In certain example embodiments, a treatment device is provided, e.g., as shown in FIG. 8. A processor 802 is configured to read a template map from a database 804 of template maps, with each template map indicating neurons and/or neural pathways to be electrically excited, and an intensity of excitation for each, at specific times over a predefined treatment time period. The template map represents a desired treatment objective for a subject and the treatment map being customized for associated subject-specific characteristics. An electrode array 806 includes one or more electrode E and is configured to electrically stimulating (e.g., by setting up an electromagnetic field via signals 808) the subject’s brain 810 in accordance with the selected template map, based on instructions from the processor.

A detector may be provided and configured to detect onset of a neural abnormality. The neural abnormality may correspond to, for example, to a chemical imbalance, epileptic seizure, or triggering of multiple sclerosis.

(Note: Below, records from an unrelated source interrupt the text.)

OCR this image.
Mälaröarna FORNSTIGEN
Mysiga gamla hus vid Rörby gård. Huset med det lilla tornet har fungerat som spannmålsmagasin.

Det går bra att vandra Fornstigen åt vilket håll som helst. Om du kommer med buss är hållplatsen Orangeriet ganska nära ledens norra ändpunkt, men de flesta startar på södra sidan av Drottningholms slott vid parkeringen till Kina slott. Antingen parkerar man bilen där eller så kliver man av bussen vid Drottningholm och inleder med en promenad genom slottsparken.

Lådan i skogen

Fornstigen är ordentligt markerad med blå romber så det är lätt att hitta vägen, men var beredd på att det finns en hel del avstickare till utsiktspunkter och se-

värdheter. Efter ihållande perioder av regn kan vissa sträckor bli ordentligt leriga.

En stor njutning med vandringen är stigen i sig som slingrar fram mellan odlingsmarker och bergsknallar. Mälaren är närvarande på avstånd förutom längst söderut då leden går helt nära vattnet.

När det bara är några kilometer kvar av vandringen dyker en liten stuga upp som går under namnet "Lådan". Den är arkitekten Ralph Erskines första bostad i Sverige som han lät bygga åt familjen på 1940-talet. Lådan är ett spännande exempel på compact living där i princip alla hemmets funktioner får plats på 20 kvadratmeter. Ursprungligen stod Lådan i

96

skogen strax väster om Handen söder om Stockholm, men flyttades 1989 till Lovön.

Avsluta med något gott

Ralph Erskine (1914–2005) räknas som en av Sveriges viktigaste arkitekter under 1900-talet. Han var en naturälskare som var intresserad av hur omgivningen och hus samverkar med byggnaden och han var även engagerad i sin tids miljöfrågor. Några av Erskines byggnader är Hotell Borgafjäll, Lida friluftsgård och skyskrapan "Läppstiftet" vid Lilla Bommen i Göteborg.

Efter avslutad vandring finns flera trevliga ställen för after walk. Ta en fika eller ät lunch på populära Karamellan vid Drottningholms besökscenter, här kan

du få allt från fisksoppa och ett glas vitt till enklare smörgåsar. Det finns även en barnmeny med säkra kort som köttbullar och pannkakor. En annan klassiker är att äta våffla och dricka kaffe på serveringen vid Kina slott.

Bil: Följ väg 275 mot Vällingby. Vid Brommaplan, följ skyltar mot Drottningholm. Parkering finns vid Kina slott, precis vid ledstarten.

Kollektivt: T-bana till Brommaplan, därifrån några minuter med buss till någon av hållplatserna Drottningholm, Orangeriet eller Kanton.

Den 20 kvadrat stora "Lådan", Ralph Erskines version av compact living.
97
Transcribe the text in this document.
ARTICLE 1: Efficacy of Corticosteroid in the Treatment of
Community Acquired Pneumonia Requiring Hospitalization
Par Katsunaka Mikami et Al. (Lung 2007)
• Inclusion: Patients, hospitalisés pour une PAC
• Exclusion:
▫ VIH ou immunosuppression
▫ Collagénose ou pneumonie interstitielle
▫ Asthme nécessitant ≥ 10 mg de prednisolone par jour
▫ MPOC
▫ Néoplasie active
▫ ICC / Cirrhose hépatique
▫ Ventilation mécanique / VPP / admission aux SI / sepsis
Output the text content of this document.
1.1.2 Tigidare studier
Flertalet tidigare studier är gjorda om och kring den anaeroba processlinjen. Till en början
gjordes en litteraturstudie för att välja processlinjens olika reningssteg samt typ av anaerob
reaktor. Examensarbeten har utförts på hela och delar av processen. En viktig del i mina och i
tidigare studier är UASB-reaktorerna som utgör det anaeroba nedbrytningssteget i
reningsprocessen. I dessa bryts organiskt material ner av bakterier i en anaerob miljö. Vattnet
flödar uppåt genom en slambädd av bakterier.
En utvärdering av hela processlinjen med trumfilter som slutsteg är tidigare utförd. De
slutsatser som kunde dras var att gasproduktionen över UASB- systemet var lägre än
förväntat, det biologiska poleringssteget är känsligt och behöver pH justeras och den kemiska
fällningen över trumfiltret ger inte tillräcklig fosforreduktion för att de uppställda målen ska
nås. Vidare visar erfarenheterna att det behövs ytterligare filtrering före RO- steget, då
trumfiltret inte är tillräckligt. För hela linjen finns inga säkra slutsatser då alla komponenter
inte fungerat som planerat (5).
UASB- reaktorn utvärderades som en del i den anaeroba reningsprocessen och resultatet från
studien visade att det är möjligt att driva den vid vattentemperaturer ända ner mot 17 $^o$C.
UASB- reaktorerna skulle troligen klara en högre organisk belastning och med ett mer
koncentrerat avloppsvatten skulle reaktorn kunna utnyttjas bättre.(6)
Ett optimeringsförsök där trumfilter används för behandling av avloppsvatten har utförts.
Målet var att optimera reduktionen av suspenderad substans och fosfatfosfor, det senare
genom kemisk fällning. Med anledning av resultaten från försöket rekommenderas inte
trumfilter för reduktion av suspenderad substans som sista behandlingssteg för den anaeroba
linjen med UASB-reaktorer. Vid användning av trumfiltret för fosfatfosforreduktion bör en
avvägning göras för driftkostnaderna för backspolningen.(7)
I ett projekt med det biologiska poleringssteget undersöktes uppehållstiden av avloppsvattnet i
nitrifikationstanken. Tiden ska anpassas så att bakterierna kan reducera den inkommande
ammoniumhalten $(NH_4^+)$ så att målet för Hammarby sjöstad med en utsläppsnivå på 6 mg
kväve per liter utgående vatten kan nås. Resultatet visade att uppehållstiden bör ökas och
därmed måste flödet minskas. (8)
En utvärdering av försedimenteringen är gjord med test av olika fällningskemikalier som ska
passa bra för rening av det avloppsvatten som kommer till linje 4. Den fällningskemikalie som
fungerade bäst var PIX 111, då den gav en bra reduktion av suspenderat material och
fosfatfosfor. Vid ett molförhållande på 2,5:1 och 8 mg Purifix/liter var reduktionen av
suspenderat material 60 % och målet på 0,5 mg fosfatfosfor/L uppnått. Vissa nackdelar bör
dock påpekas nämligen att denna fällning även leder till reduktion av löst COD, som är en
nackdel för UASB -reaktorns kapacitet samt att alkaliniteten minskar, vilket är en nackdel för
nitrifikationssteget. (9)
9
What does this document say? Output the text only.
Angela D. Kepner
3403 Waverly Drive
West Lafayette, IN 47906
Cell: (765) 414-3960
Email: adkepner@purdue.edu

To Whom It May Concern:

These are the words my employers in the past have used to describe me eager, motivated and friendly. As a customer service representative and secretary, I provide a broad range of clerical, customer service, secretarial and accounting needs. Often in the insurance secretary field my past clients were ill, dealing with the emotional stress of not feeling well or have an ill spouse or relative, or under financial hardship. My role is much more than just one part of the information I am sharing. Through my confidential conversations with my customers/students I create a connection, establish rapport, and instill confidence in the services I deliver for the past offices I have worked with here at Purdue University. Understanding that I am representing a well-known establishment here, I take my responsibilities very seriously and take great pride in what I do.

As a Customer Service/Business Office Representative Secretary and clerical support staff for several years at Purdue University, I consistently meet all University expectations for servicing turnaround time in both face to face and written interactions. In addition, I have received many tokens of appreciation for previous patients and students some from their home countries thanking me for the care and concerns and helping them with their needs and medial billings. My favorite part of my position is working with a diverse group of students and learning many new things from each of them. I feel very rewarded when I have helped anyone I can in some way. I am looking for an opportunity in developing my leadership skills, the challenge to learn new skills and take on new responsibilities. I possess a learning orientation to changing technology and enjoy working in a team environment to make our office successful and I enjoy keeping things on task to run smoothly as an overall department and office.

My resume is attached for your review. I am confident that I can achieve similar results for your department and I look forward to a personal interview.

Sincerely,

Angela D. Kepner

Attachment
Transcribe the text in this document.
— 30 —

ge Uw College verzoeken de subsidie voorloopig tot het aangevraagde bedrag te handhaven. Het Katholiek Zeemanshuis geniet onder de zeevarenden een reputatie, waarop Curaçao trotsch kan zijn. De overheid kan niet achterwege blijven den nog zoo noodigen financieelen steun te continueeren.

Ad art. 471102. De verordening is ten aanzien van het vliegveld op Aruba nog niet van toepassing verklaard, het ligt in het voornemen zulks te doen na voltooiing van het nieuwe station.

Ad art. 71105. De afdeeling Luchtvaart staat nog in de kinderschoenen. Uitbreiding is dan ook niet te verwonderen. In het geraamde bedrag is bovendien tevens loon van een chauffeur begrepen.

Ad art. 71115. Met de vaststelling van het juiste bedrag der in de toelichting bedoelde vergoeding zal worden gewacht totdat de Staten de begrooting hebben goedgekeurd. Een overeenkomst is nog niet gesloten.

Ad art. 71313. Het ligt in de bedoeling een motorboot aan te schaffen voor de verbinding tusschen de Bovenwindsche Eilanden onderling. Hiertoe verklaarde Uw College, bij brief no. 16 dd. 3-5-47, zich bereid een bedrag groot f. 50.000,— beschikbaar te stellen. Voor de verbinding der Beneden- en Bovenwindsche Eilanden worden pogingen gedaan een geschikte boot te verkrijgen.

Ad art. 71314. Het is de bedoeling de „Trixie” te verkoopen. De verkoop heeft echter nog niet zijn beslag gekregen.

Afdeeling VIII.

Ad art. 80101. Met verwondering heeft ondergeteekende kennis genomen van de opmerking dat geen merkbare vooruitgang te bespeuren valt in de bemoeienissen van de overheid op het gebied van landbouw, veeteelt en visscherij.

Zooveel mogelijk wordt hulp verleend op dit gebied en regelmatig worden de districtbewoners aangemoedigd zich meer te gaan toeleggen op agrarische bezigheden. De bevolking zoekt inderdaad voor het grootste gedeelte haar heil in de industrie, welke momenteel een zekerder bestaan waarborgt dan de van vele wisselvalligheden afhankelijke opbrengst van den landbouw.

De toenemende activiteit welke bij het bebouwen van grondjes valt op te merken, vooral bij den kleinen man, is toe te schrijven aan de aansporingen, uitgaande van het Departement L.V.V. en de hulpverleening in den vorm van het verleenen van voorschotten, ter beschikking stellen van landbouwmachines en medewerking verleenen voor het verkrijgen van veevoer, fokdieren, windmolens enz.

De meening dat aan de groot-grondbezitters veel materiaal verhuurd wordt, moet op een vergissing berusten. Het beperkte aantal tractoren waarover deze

The detector may be configured to communicate with the processor of the device in order to selectively activate the electrode array in response to the detected onset of the neural abnormality.

As alluded to above, the electrode(s) may be implanted in a brain or external to the subject’s body. In the latter regard, an article may support an electrode array, and this article may be worn by the subject.

Although certain example embodiments have been described in connection with human subjects, the example embodiments described herein can be used in connection with any vertebrate or invertebrate include a brain or large cluster of neurons. Indeed, in certain example embodiments, it may be advantageous to perform tests of mice, monkeys, or other animals, e.g., in order to determine likely parts of the brain that are associated with certain activities such as, for example, learning, memorizing, etc., as well as certain diseases or disorders such as autism, epilepsy, Alzheimer’s, Parkinson’s, etc.

While the invention has been described in connection with what is presently considered to be the most practical and preferred embodiment, it is to be understood that the invention is not to be limited to the disclosed embodiment, but on the contrary, is intended to cover various modifications and equivalent arrangements included within the spirit and scope of the appended claims.